B cell receptors are transmembrane proteins that are involved in the recognition of antigens and the subsequent production of antibodies within B cells. To ensure that they generate a sufficient variety of antibodies to inhibit an invading pathogen, the structure of the B cell receptor is highly plastic, frequently undergoing genetic recombination and somatic hypermutation. Analysis of the diversity of B cell receptors can be indicative of the health of an individual’s immune system, with a highly varied but relatively homogenously distributed population, while an individual infected with a virus would exhibit a higher frequency of the relevant B cell receptor sequence.
In a paper recently uploaded to the preprint server bioRxiv* by Kim et al. (August 2, 2021), the B cell receptor repertoire of 1,060 COVID-19 patients is compared to that of an equal number of healthy volunteers in a novel manner, utilizing computational deep-learning-based protein embedding techniques, which demonstrate a resolution capable of tracking the changes in immunity in an individual over the course of infection.
*Important notice: bioRxiv publishes preliminary scientific reports that are not peer-reviewed and, therefore, should not be regarded as conclusive, guide clinical practice/health-related behavior, or treated as established information.
How was the study performed?
Most B cell receptor repertoire studies aim to characterize sequence motifs that are responsible for the generation of neutralizing antibodies, utilizing techniques such as fluorescent tagging and flow cytometry to identify these sites. Computational deep learning techniques can be used to recognize and assign amino acid sequences on a protein structure, covering a much larger number of samples in much greater detail than would otherwise be possible by wet laboratory techniques. The group used protein classification software ProtVec to assign each amino acid 3mer a “biological word,” with several thousands of words generated per sequence, which are then converted into a vector for easier visual comparison, finally being plotted in 2-dimensional vector spaces.

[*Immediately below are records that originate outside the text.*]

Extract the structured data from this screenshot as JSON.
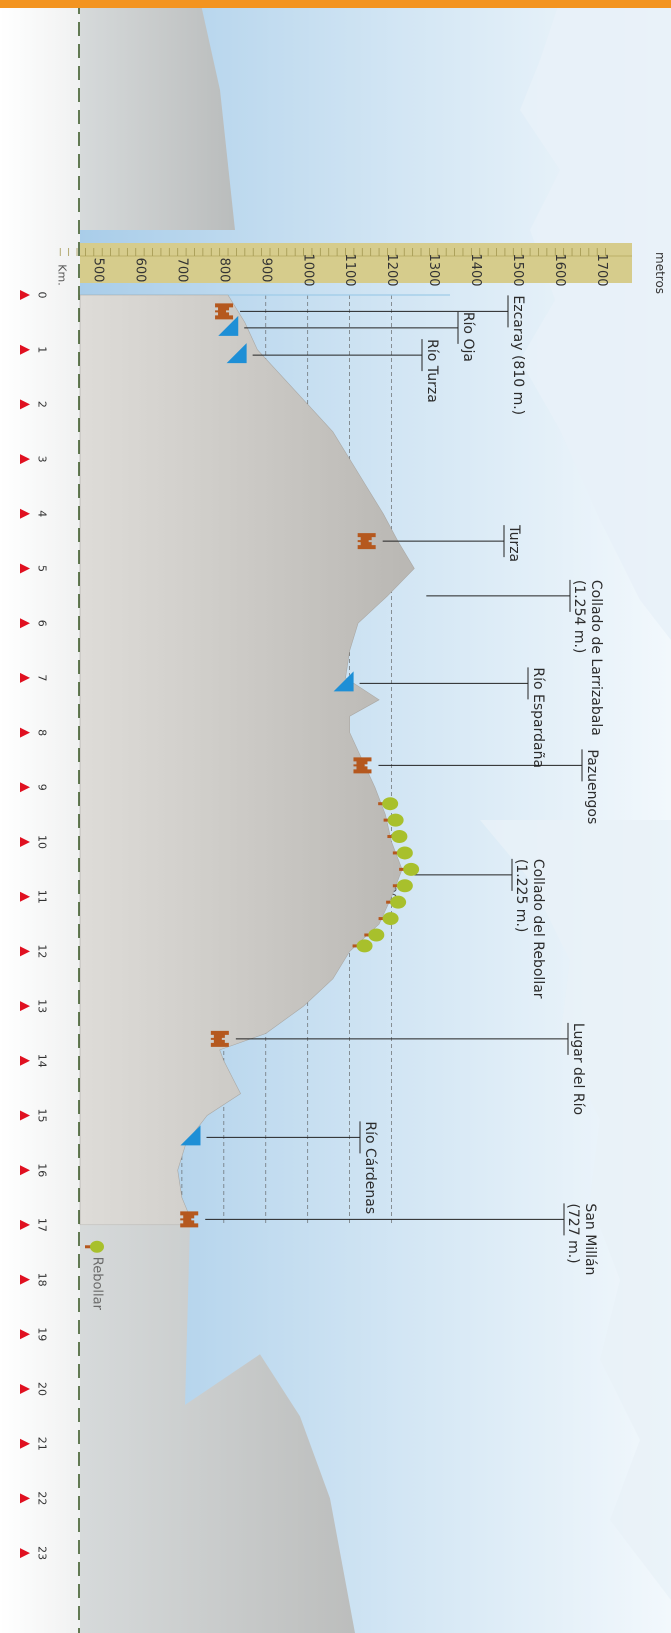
{
  "chart_data": {
    "type": "area",
    "orientation": "rotated-90",
    "y_unit_label": "metros",
    "x_unit_label": "Km.",
    "ylim": [
      400,
      1750
    ],
    "xlim": [
      0,
      23.5
    ],
    "y_ticks": [
      500,
      600,
      700,
      800,
      900,
      1000,
      1100,
      1200,
      1300,
      1400,
      1500,
      1600,
      1700
    ],
    "inner_y_ticks": [
      500,
      600,
      700,
      800,
      900,
      1000,
      1100,
      1200
    ],
    "x_ticks": [
      0,
      1,
      2,
      3,
      4,
      5,
      6,
      7,
      8,
      9,
      10,
      11,
      12,
      13,
      14,
      15,
      16,
      17,
      18,
      19,
      20,
      21,
      22,
      23
    ],
    "gridlines": [
      500,
      600,
      700,
      800,
      900,
      1000,
      1100,
      1200
    ],
    "x": [
      0,
      0.5,
      1,
      1.5,
      2,
      2.5,
      3,
      3.5,
      4,
      4.5,
      5,
      5.5,
      6,
      6.5,
      7,
      7.4,
      7.7,
      8,
      8.5,
      9,
      9.5,
      10,
      10.5,
      11,
      11.5,
      12,
      12.5,
      13,
      13.5,
      13.8,
      14,
      14.3,
      14.6,
      15,
      15.5,
      16,
      16.5,
      17
    ],
    "elevation": [
      810,
      850,
      880,
      940,
      1000,
      1060,
      1100,
      1140,
      1180,
      1215,
      1254,
      1190,
      1120,
      1100,
      1090,
      1170,
      1100,
      1100,
      1130,
      1160,
      1185,
      1200,
      1225,
      1200,
      1170,
      1100,
      1060,
      990,
      900,
      790,
      800,
      820,
      840,
      760,
      710,
      690,
      700,
      727
    ],
    "annotations": [
      {
        "text": "Ezcaray (810 m.)",
        "km": 0.3,
        "elev": 810,
        "icon": "town"
      },
      {
        "text": "Río Oja",
        "km": 0.6,
        "elev": 820,
        "icon": "river"
      },
      {
        "text": "Río Turza",
        "km": 1.1,
        "elev": 840,
        "icon": "river"
      },
      {
        "text": "Turza",
        "km": 4.5,
        "elev": 1150,
        "icon": "town"
      },
      {
        "text": "Collado de Larrizabala",
        "text2": "(1.254 m.)",
        "km": 5.5,
        "elev": 1254,
        "icon": "pass"
      },
      {
        "text": "Río Espardaña",
        "km": 7.1,
        "elev": 1095,
        "icon": "river"
      },
      {
        "text": "Pazuengos",
        "km": 8.6,
        "elev": 1140,
        "icon": "town"
      },
      {
        "text": "Collado del Rebollar",
        "text2": "(1.225 m.)",
        "km": 10.6,
        "elev": 1225,
        "icon": "pass"
      },
      {
        "text": "Lugar del Río",
        "km": 13.6,
        "elev": 800,
        "icon": "town"
      },
      {
        "text": "Río Cárdenas",
        "km": 15.4,
        "elev": 730,
        "icon": "river"
      },
      {
        "text": "San Millán",
        "text2": "(727 m.)",
        "km": 16.9,
        "elev": 727,
        "icon": "town"
      }
    ],
    "forest_km": [
      9.3,
      9.6,
      9.9,
      10.2,
      10.5,
      10.8,
      11.1,
      11.4,
      11.7,
      11.9
    ],
    "legend": {
      "label": "Rebollar",
      "icon": "oak-tree"
    }
  },
  "colors": {
    "sky": "#c8dff0",
    "mountain": "#9dc4e4",
    "profile": "#c6c4c0",
    "ruler": "#d6cc8c",
    "town": "#b5581e",
    "river": "#1e8fd6",
    "tree": "#a8c02c",
    "km_marker": "#e01020",
    "label_line": "#222222",
    "top_bar": "#f39420"
  }
}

The system was first tested using five known protein structures obtained from publically available sources. It was found that the computational method was able to distinguish between each based on the frequency and spacing of biological words generated. When comparing the B cell receptor repertoire of healthy individuals to those with COVID-19, the group noted a major disparity between the homogeneity of sequences. The infected exhibited a significantly greater number of unique sequences that were also expressed to very high levels, and in general, having a higher count for almost every sequence identified.
The ten most frequently occurring sequences from each of the 2,120 repertoires were selected and plotted into 2D space, though the group found no obvious difference in comparing healthy individuals to those with COVID-19. However, sequences are only of relevance when occurring together, and the particular sequence that is upregulated in a diseased state can vary wildly, making correlation difficult. Thus the researchers instead combined the 100 most frequently occurring sequences in each repertoire into a single vector that could be plotted in 2D space. This generated a graphical representation of those with more “COVID-like” repertoires, with this group being easily distinguished from the healthy.
The data utilized by the group had also been employed in an antibody study by another research team. Where available, it was noted in this prior study that for individuals with COVID-19, the divergence of effective neutralizing antibodies varies over the course of infection, first being more widely varied and then becoming more specialized as the effective versions are produced in greater quantity. In these same individuals with multiple data points over time, the group observed that the 2D positioning of the generated vector migrated from the center, to the COVID-19 region, and then finally to the healthy region, reflecting the initial response to infection, the peak of infection, and post-infection periods, respectively.
The method developed in this paper allows researchers to characterize an individual’s B cell receptor repertoire and express it in a graphical form that can be compared to that of other individuals or with data collected from the same individual over time, allowing infection to be identified and tracked.
*Important notice: bioRxiv publishes preliminary scientific reports that are not peer-reviewed and, therefore, should not be regarded as conclusive, guide clinical practice/health-related behavior, or treated as established information.